楽しみながら飲んでいるうちは良いのだが、残念ながらお酒が手放せないひともいる。いわゆるアルコール依存症だ。厚生労働省のwebによると「大切にしていた家族、仕事、趣味などよりも飲酒をはるかに優先させる状態」と定義され、健康以前に社会生活すら困難になってしまう。

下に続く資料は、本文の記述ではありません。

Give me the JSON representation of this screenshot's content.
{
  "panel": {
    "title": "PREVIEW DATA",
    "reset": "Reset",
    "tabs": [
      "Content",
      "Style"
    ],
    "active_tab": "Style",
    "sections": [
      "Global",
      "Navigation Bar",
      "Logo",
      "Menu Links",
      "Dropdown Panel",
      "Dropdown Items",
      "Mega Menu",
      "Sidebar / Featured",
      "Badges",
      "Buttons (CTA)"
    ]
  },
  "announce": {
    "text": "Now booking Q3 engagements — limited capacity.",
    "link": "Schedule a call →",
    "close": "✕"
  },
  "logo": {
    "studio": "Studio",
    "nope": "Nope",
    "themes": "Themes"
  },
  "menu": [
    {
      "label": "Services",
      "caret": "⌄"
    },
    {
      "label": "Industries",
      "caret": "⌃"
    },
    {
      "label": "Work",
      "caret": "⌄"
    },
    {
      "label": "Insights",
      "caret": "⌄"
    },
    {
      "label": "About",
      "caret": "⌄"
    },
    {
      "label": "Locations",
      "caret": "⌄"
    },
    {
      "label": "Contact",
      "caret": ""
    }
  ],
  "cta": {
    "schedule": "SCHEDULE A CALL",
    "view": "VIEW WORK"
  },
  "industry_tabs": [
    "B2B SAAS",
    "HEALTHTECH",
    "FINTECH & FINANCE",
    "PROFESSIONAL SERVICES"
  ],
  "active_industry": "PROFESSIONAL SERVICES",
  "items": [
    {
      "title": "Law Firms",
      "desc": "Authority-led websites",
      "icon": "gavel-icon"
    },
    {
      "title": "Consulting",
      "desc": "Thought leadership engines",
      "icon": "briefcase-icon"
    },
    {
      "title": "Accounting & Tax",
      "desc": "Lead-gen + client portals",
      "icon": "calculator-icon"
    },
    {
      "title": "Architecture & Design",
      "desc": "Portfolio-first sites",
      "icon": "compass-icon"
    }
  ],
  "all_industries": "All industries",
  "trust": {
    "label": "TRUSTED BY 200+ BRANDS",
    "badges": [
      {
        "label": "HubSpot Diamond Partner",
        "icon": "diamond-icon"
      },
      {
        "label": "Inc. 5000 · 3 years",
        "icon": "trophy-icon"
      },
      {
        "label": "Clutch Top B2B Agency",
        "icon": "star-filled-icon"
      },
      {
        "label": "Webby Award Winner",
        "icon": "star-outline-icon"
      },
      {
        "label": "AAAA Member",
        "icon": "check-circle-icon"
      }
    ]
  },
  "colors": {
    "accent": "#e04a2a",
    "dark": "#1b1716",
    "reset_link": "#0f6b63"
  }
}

一日平均60gを超えるアルコール摂取は「多量飲酒」と呼ばれ、依存症につながる可能性が非常に高い。5%・350mlのビールに含まれるアルコールが約13.8gなので、毎日4本飲み続けると危険ゾーンだ。

なぜお酒が止められなくなるのか? 職場や家庭で日々ストレスを受けている人が多量飲酒の傾向があるのはご存じの通りだが、もともと人間のからだはアルコールを欲しがる傾向があることが近年の研究でわかった。よりにもよって脳がお酒を欲しがっているのである。

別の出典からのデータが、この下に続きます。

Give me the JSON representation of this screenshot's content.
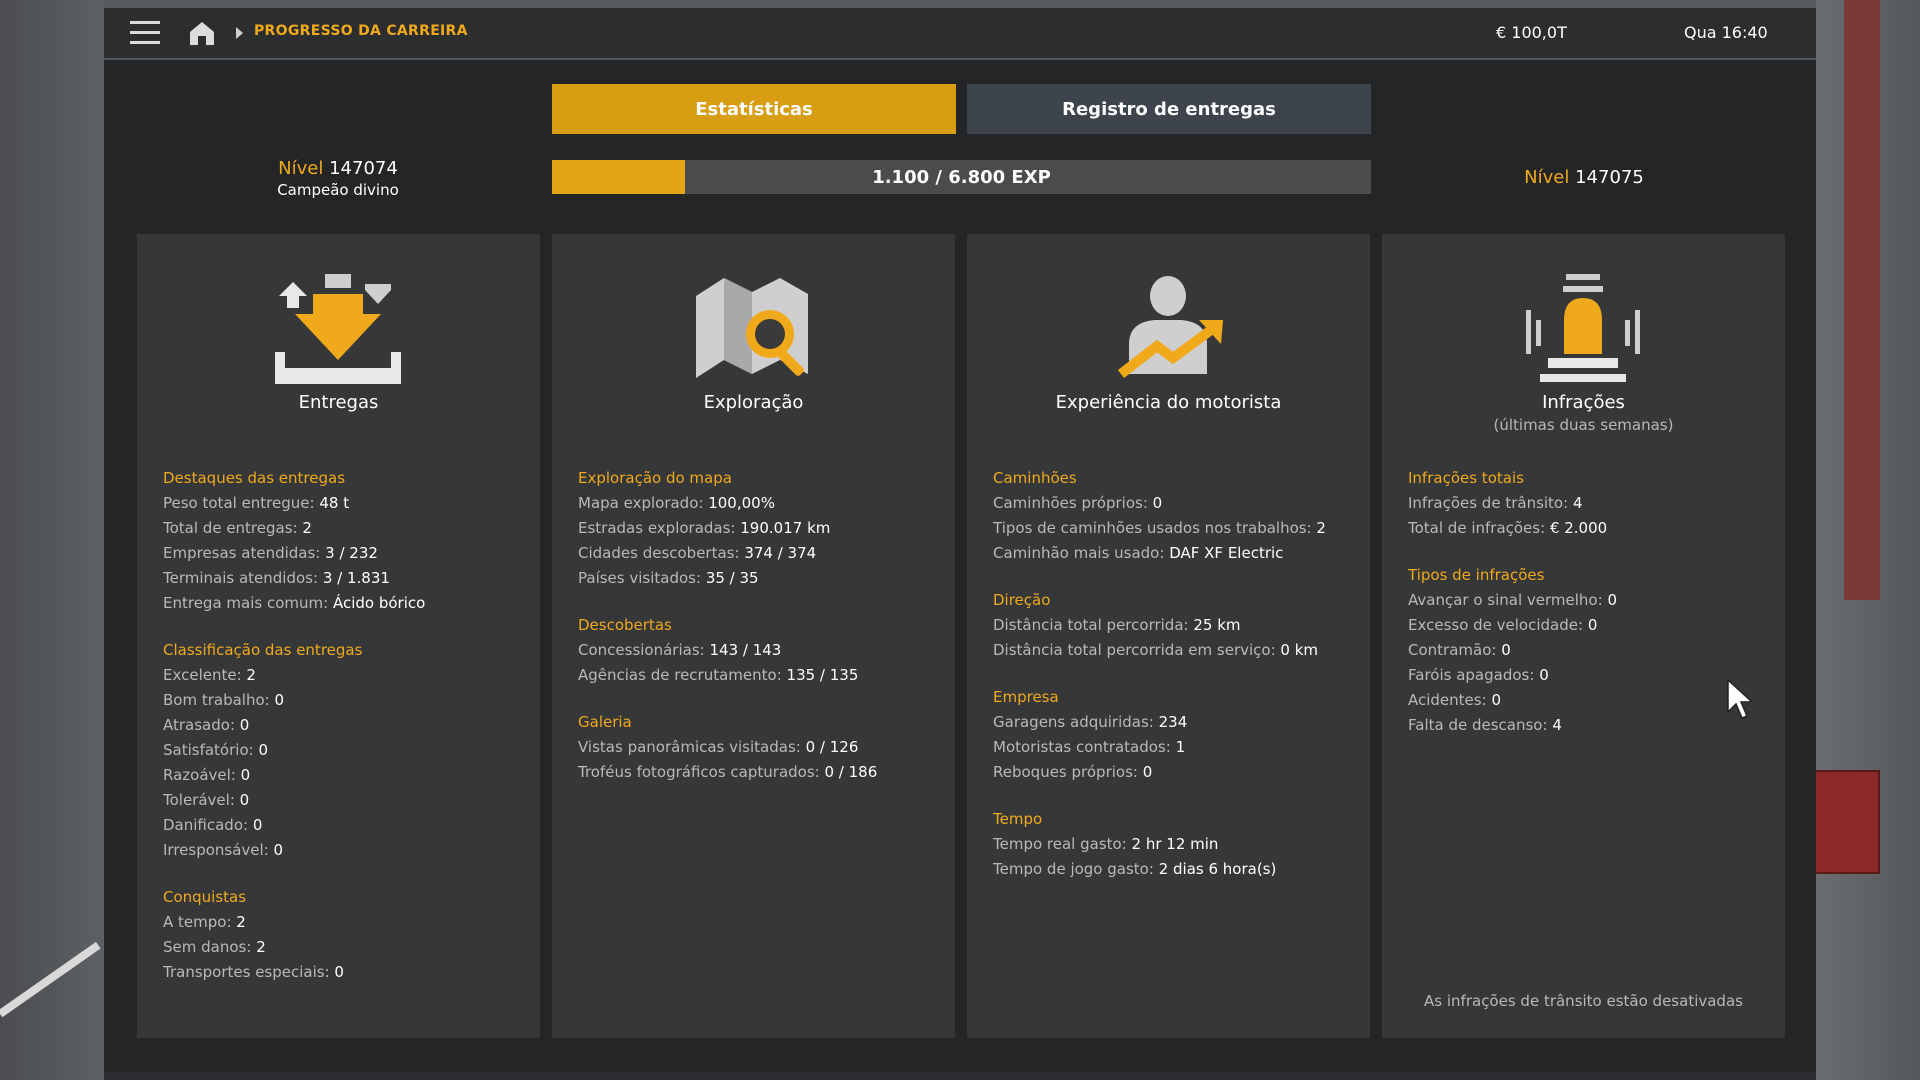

お酒に含まれるアルコールは脳をマヒさせ、論理性や思考能力を低下させる。これがリラックスにつながるので、依存症は精神的な要因が多い。対して脳がアルコールを好むのは、分解途中で発生する酢酸が欲しいからだ。本来は糖しか必要としないはずの脳が、お酢の原料である酢酸も養分にしているのだ。

血液中に酢酸が入ると、筋肉では2〜3分後に濃度が高まり、それから10分程度で分解され濃度が低下する。対して脳での酢酸濃度は10〜15分後にピークに達し、その後は徐々に低下することから、脳が酢酸を分解していることがわかった。

なかでも情報処理をおこなっている白質(はくしつ)と灰白質(かいはくしつ)周辺は、脳全体の60%も濃度が高まることから、酢酸を好んで集めている、と考えられている。

まとめると、

・350mlの缶ビールを飲むと、完全に酔いがさめるのに1.5〜2.1時間かかる

・1日350mlのビールを4本飲み続けると、依存症になる可能性が高い

・脳は、二日酔い状態で発生する酢酸が好きらしい

短縮すれば「脳は二日酔いが好き」なのだから、人間は酔っ払いになるべく誕生したと言えるだろう。

■まとめ

酢酸を求めているなら、お酢を飲めば脳も少しは満足するだろう。

お酢ドリンクは種類も豊富なので、わかっちゃいるけどヤメられない人はぜひ試して頂きたい。